The person left to be happy and to have the fullest life you can dream for yourself is you.
posted by DarlingBri at 7:38 AM on May 9 [1 favorite]


I'm sorry for your loss.

We are also IVF veterans, as are many of our friends (are you a member of RESOLVE? Try to get into a local support group).

First of all, with any grief, the counseling is generally to give it a year before making any big, life-changing decisions.

Second, you do have time, especially as the factor was not on your side, and as you have had a healthy pregnancy and live birth.

Once you've had some time to grieve and you've had some time to be a parent, you may decide that your attachment to your child is so strong that you don't care to add another child into the mix. On the other hand, you may come to feel that a larger family is just the thing for you and your child. But it's tough to know when your emotions are all over the place.

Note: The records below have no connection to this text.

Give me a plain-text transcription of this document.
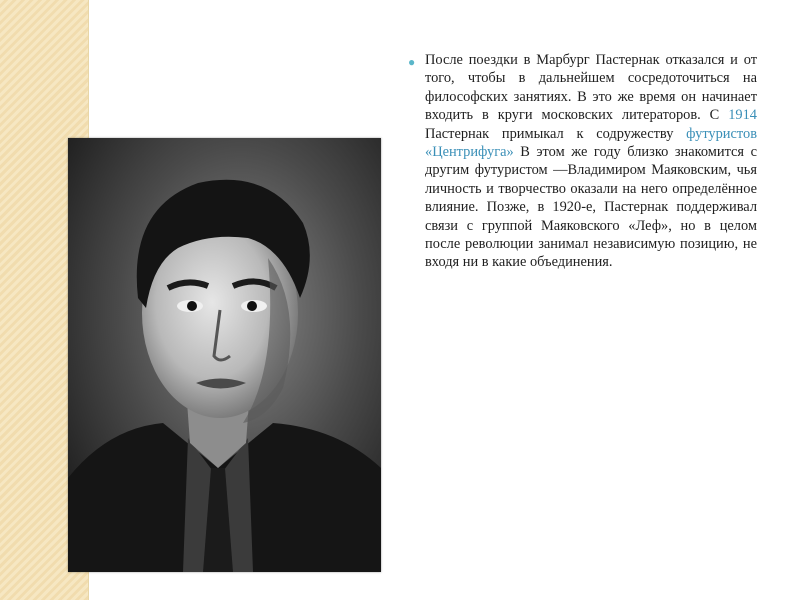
● После поездки в Марбург Пастернак отказался и от того, чтобы в дальнейшем сосредоточиться на философских занятиях. В это же время он начинает входить в круги московских литераторов. С 1914 Пастернак примыкал к содружеству футуристов «Центрифуга» В этом же году близко знакомится с другим футуристом —Владимиром Маяковским, чья личность и творчество оказали на него определённое влияние. Позже, в 1920-е, Пастернак поддерживал связи с группой Маяковского «Леф», но в целом после революции занимал независимую позицию, не входя ни в какие объединения.
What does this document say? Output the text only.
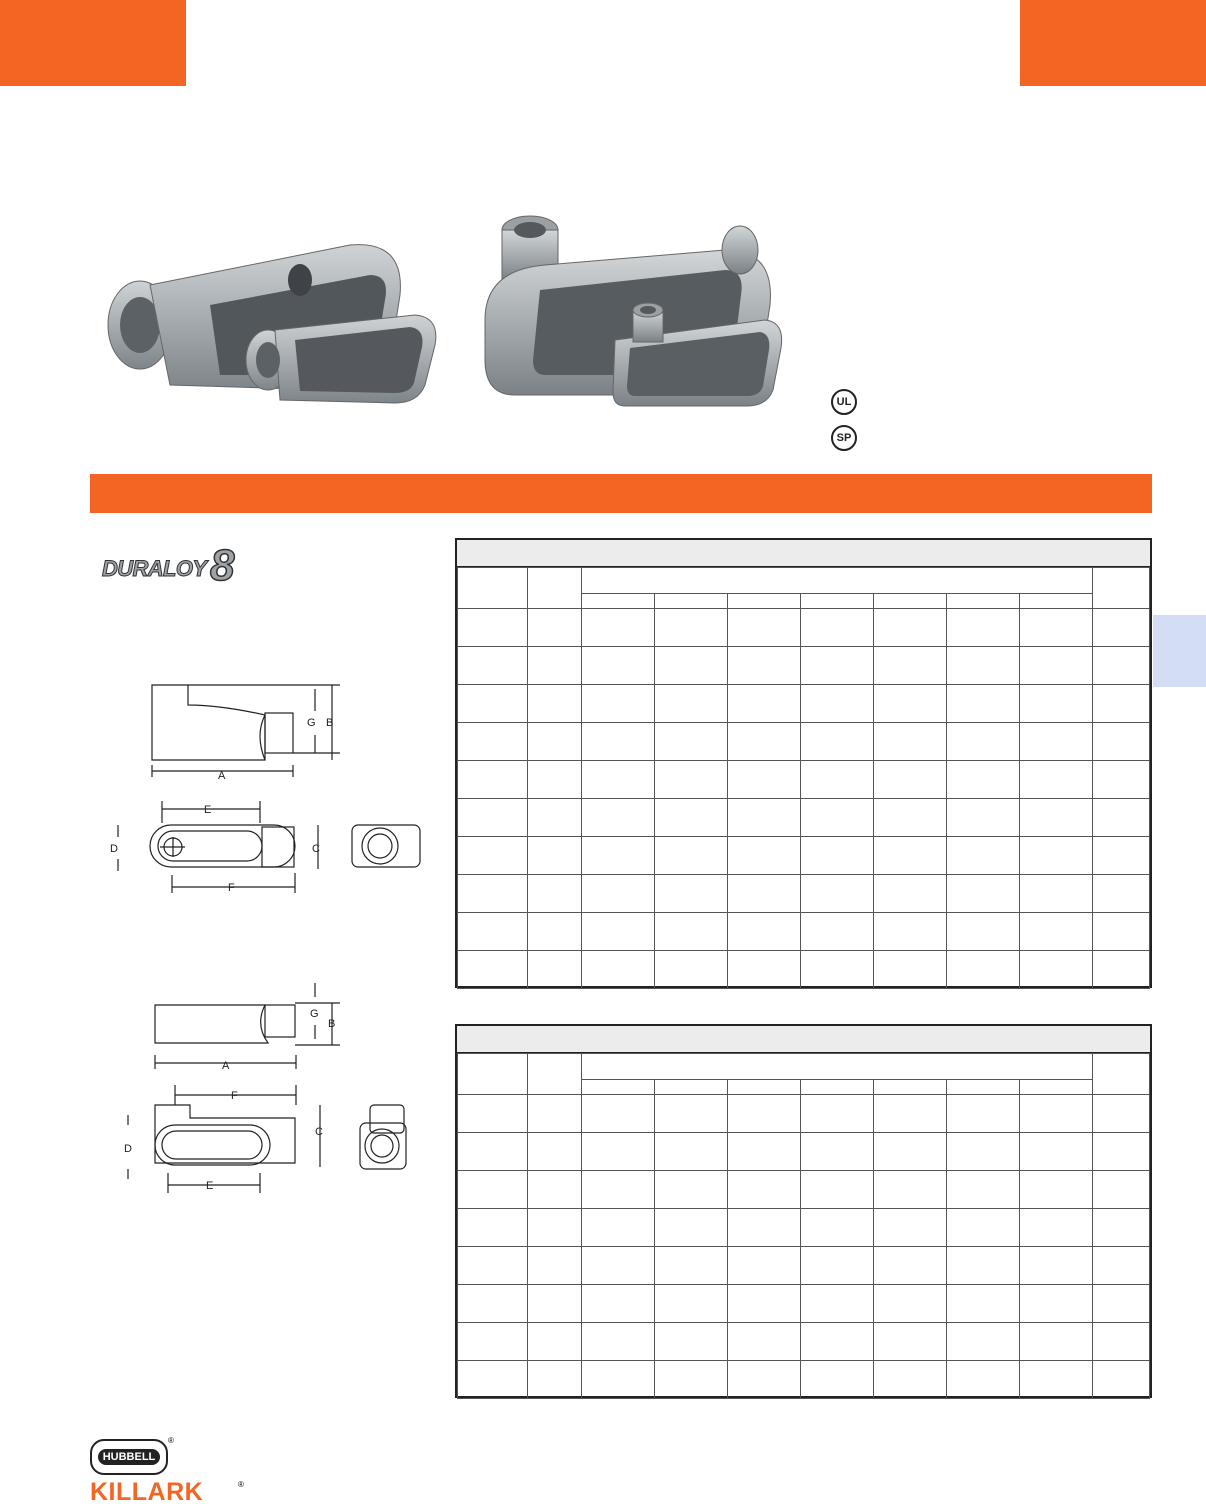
UL
SP
DURALOY 8
G B
A
E
D	C
F
G
B
A
F
C
D
E

HUBBELL
®
KILLARK	®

Speaking practically, I'll share what my favorite uncle told me: "It takes one and half adults to take care of one child. By the time you have two, you're outnumbered". Now having two, his statement really does hold true at our household. So if you do end up contemplating having another child, consider with a very critical eye what your support network looks like.
posted by vignettist at 8:58 AM on May 9 [1 favorite]


I am so sorry for the loss suffered by you and your son.
This is a time of change and readjustment for both of you, and for your extended family. Also, one year is not enough time for your own health to stabilize back to normal. For now, no permanent decision is the best decision.

Give yourself time to grieve and move into a new relationship with your child and a new perspective of your place in the world. Be kind to yourself. It's okay to feel whatever you feel, even the confusing parts. Don't be afraid to reach out to others, including those who can give you professional guidance. This is a lot to absorb at one time.

Later, when you have some space to breathe, take another look at the physical, emotional, mental and financial space that you have made for your family. Is adding another child in that picture? You are the adult with the majority vote. Your child also has a stake in this. All others are a distance third, since they will have little or no responsibility in the outcome.

Ultimately, you can only make decisions based on the information that you currently have. Trust that you will make the decisions that are right for you and your son. There will be regret, no matter what. But have faith that your best guess will be the one that fits.
Good luck.
posted by TrishaU at 9:01 AM on May 9


You may have more than a few more years -- maybe consult with the doctor and find out? The fertility-age issue is frequently egg quality. You do not have that issue with these embryos. You can have a sonogram and whatever exam is needed to see if your body is otherwise good to go (no polyps, cysts, etc.) for another IVF cycle in the future if and when you are ready. You may not be under as much pressure time-wise to decide as you feel you are.

You've been through a lot. Give yourself space to defer a decision until you are ready.

I don't know your husband, but I'd like to believe he'd want you to do what would make you happy, squickiness be damned.
posted by *s at 1:06 PM on May 9


Warriorqueen is right; a lot of people say "I couldn't handle another kid!" and then change their mind when their current child is a bit older. You yourself said that his illness was part of his equation. And sometimes people change their minds once they understand how important something is to their partner. Things change, and his opinion might've changed, so allow yourself to be flexible and do what's best for you and your family.